集団の構成は、所属する1人1人の個人同士のこの情的な結びつきという感情的なアプローチによって支えられており、これは多くの場合公私が混同するほどの全面的参加を促す。
会社という組織でも、経営者と雇用者の仲は契約(contract)関係というよりも、感情的で「家族的」である。
よって招来されるのが、社宅生活・従業員家族慰安会・結婚/出産その他の慶祝金・弔慰金の制度などに現れる、家族ぐるみの雇用関係である。
そして集団が「場」によって構成されている社会では、複数への集団への所属がとても難しくなる。
単純に人は同時に2つの「場」に身を置くことはできず、他の「場」に行くためにはまずはその「場」を離れなければいけないからである。
【直接接触的な人間関係】 … 人間関係の深さ = 関係の長さ × α(就職のタイミング)
終身雇用の日本の社会がそれをよく表しているが、人間関係の深さは、関係の長さに比例し、また最初の就職から約5年内外でその時期の直接接触をとおして形式される人間関係が、集団所属に決定的な意味をもつ、という限定条件がある。
この時期を例えばB社で共有できなかったものが、A社に10年勤めた後、B社に20年勤めたとしても、そのマイナスはカバーするのは難しい。
人間平等主義の上に成り立つタテの人間関係
すべての人間は本質的に平等の素質を持っていて、ただそれが環境や機会の有無によって差が生まれる、という人間平等主義が日本人の考え方であり、よって、同じ環境であれば年月をかけた方が能力が高いという発想になる。
よって、ここに年功序列が生まれる。
人間の能力平等は平等という立場にたてばたつほど、序列偏重に偏らざるをえない。
そして、能力による差は同期の間だけという極めて狭い範囲で認められる。

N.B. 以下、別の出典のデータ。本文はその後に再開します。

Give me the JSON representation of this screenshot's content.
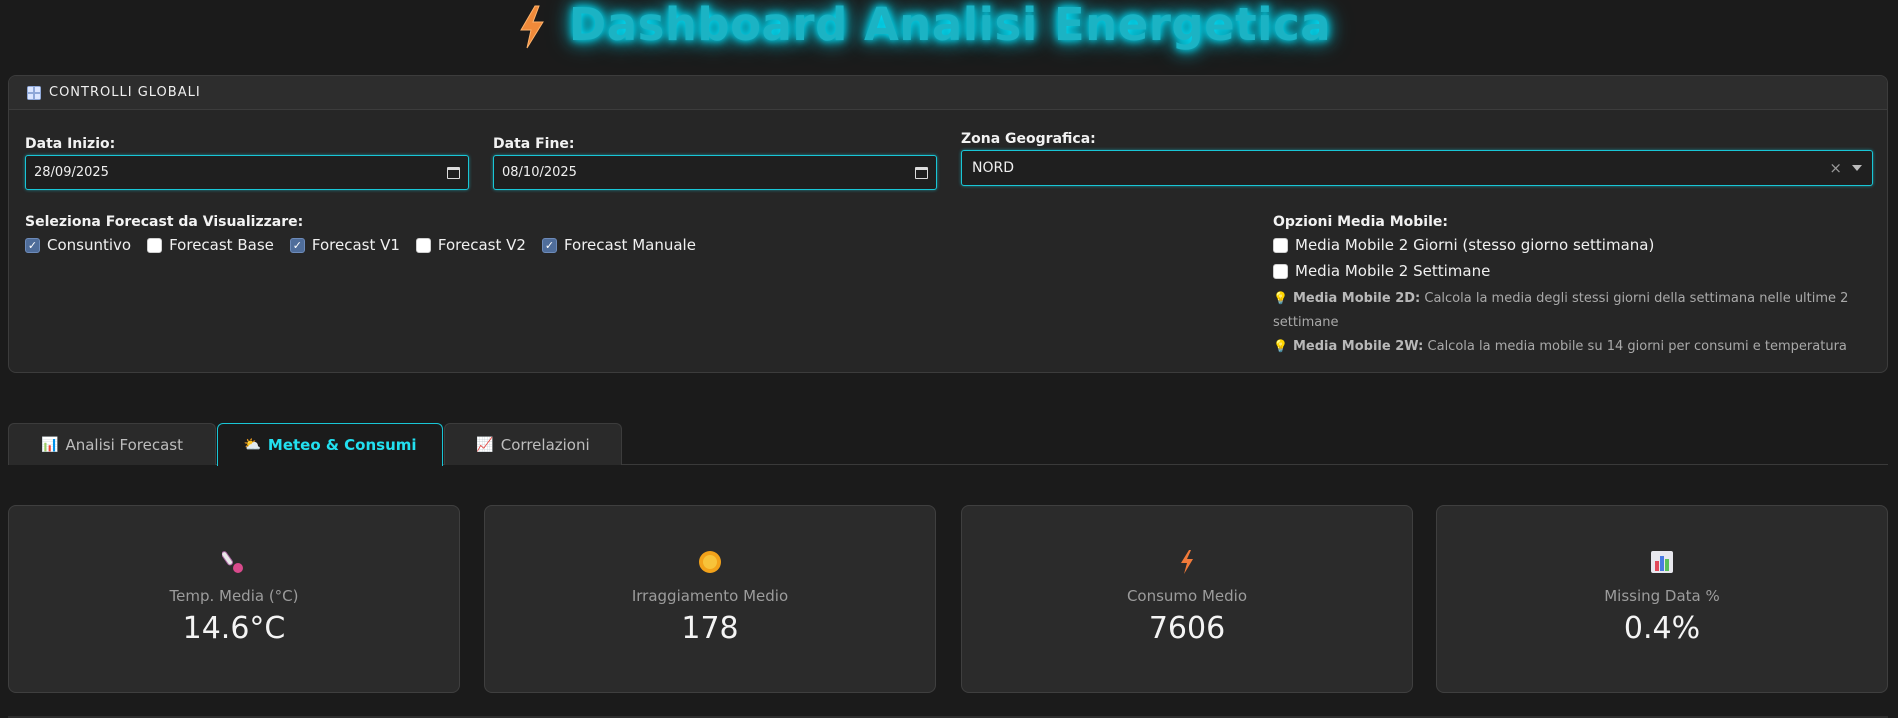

同期世代のなかだけで競争は行われ、よって「ヨコ」の関係のものはみな敵になる。
それに比べて「タテ」の関係は強く、それは例えば大学で教授間の距離より、ゼミの生徒達との距離の方がより近いことに現れている。
タテ社会への入団条件
タテ社会は第2図Xのような、底辺のない3角形によって表される。
上司と部下のタテの関係だけが存在し、ヨコのつながりがないのである。
このような集団に所属するためには、例えばhがXに所属したければ、成員のいずれか1人、例えばbに綿密な関係を設定し、bがaからの承諾を得られればそれだけで入団できてしまう。
言ってみれば、hが入団できるかどうかはbだけの問題であり、bの傘の下に入っていないものには関係のない話になる。
それに比べてヨコ集団は第2図のYのような関係になっており、入団にはだいたい組織全員の承諾が必要となる。
これは、その都度成員全員の承諾を得るというプロセスは組織が大きくなると難しいので、集団成員のルールが明確に規定される。
ようするに、人間関係によって入団できるのではなく、集団の規制に充実であれるかどうかが鍵である。
Xと比べてYの方が排他的であるが、一度内部に入れると他の成員と同列とみなされる。
そして、ここで興味深いのがXの場合だと個々人の人間関係がそのまま集団組織のあり方を決定してくるので、集団のなかで派閥というものができあがってくるところである。
このような日本の集団に見られる社会構造の中、リーダーになるために必要な素質は天才的な能力ではなく、人間に対する理解力・包容力を持ち、子分を情的に把握することである。
応用
自分が日本で組織の上に立つ立場になったときに、是非読み返したい本だと感じた。
日本の「感情的アプローチ」で仕事が運ばれるなどという文化は自分1人で変えられるものではないので、それを理解し、利用することで、その企業のポテンシャルをフルに引き出すことができるだろう。
まとめ
このように、日本の社会は「場」による集団によって形成され、人間平等主義の上に成り立ち、よってヨコよりタテの関係が強くなり、またそれは感情的な人間関係によってさらに強調される、ということがわかった。